Plein air

La vérité sur le refroidissement éolien

Le monsieur météo a l’air catastrophé. « Il fera - 35 °C demain », lance-t-il à une animatrice qui prend immédiatement une mine terrifiée. Ce n’est qu’après un petit moment qu’il spécifie qu’il s’agit du refroidissement éolien et qu’en fait, la température devrait atteindre - 20 °C.

L’accent que mettent certains annonceurs météo sur le refroidissement éolien agace plus d’un amateur de plein air. « Je sens qu’il y a des gens qui ne vont pas dehors à cause de ça », déplore Hélène Grenier, une grande randonneuse qui a récemment dénoncé ce fameux facteur éolien sur sa page Facebook, L’appel du chemin.

Elle a perdu patience lorsqu’elle a constaté que beaucoup de gens sur les médias sociaux ne semblaient pas comprendre la différence entre température réelle et température ressentie.

« Malheureusement, beaucoup de gens ne comprennent pas le refroidissement éolien, confirme Jean-Philippe Bégin, météorologue à Environnement Canada.
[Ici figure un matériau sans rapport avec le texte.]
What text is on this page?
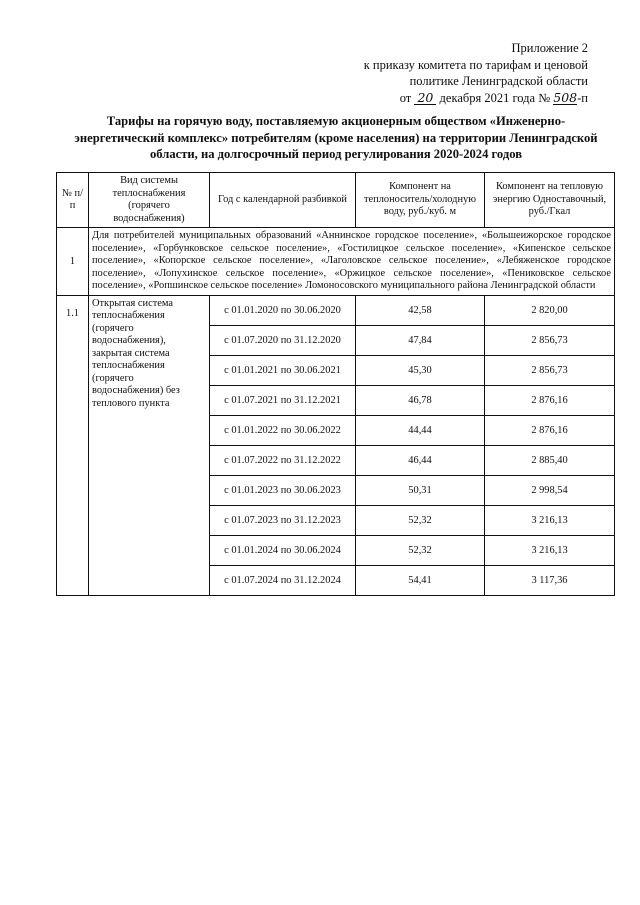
Приложение 2
к приказу комитета по тарифам и ценовой
политике Ленинградской области
от 20 декабря 2021 года № 508-п
Тарифы на горячую воду, поставляемую акционерным обществом «Инженерно-
энергетический комплекс» потребителям (кроме населения) на территории Ленинградской
области, на долгосрочный период регулирования 2020-2024 годов
№ п/п	Вид системы теплоснабжения (горячего водоснабжения)	Год с календарной разбивкой	Компонент на теплоноситель/холодную воду, руб./куб. м	Компонент на тепловую энергию Одноставочный, руб./Гкал
1	Для потребителей муниципальных образований «Аннинское городское поселение», «Большеижорское городское поселение», «Горбунковское сельское поселение», «Гостилицкое сельское поселение», «Кипенское сельское поселение», «Копорское сельское поселение», «Лаголовское сельское поселение», «Лебяженское городское поселение», «Лопухинское сельское поселение», «Оржицкое сельское поселение», «Пениковское сельское поселение», «Ропшинское сельское поселение» Ломоносовского муниципального района Ленинградской области			
1.1	Открытая система теплоснабжения (горячего водоснабжения), закрытая система теплоснабжения (горячего водоснабжения) без теплового пункта	с 01.01.2020 по 30.06.2020	42,58	2 820,00
		с 01.07.2020 по 31.12.2020	47,84	2 856,73
		с 01.01.2021 по 30.06.2021	45,30	2 856,73
		с 01.07.2021 по 31.12.2021	46,78	2 876,16
		с 01.01.2022 по 30.06.2022	44,44	2 876,16
		с 01.07.2022 по 31.12.2022	46,44	2 885,40
		с 01.01.2023 по 30.06.2023	50,31	2 998,54
		с 01.07.2023 по 31.12.2023	52,32	3 216,13
		с 01.01.2024 по 30.06.2024	52,32	3 216,13
		с 01.07.2024 по 31.12.2024	54,41	3 117,36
Ils l’interprètent comme une vraie température, alors que ce n’est pas le cas. »

Le refroidissement éolien est une sensation de froid causée par l’effet combiné de la température et du vent. 

« Le corps réchauffe une mince couche d’air qui est à la surface de notre peau. S’il n’y a pas de vent, cette mince couche va rester en place, ce qui fait qu’on ressent moins le froid. S’il vente, elle va être chassée constamment et on va ressentir une sensation de froid accrue. »

— Jean-Philippe Bégin, météorologue à Environnement Canada

S’il fait - 10 °C et s’il vente à 30 km/h, on va avoir un refroidissement éolien de - 20. Cela signifie que la peau ressentira la même chose que s’il faisait - 20 °C sans vent. « Ce n’est pas une vraie température, note M. Bégin. On ne met donc pas de symbole Celsius à côté. »

S’il fait 2 °C et si le refroidissement éolien est de - 10, l’eau ne gèle pas.

M. Bégin insiste sur le fait que le refroidissement éolien affecte la peau exposée. « Si on s’habille de la tête au pied, avec une cagoule pour se protéger le visage, on va moins ressentir le refroidissement éolien, on va pouvoir passer plus de temps dehors », rappelle-t-il.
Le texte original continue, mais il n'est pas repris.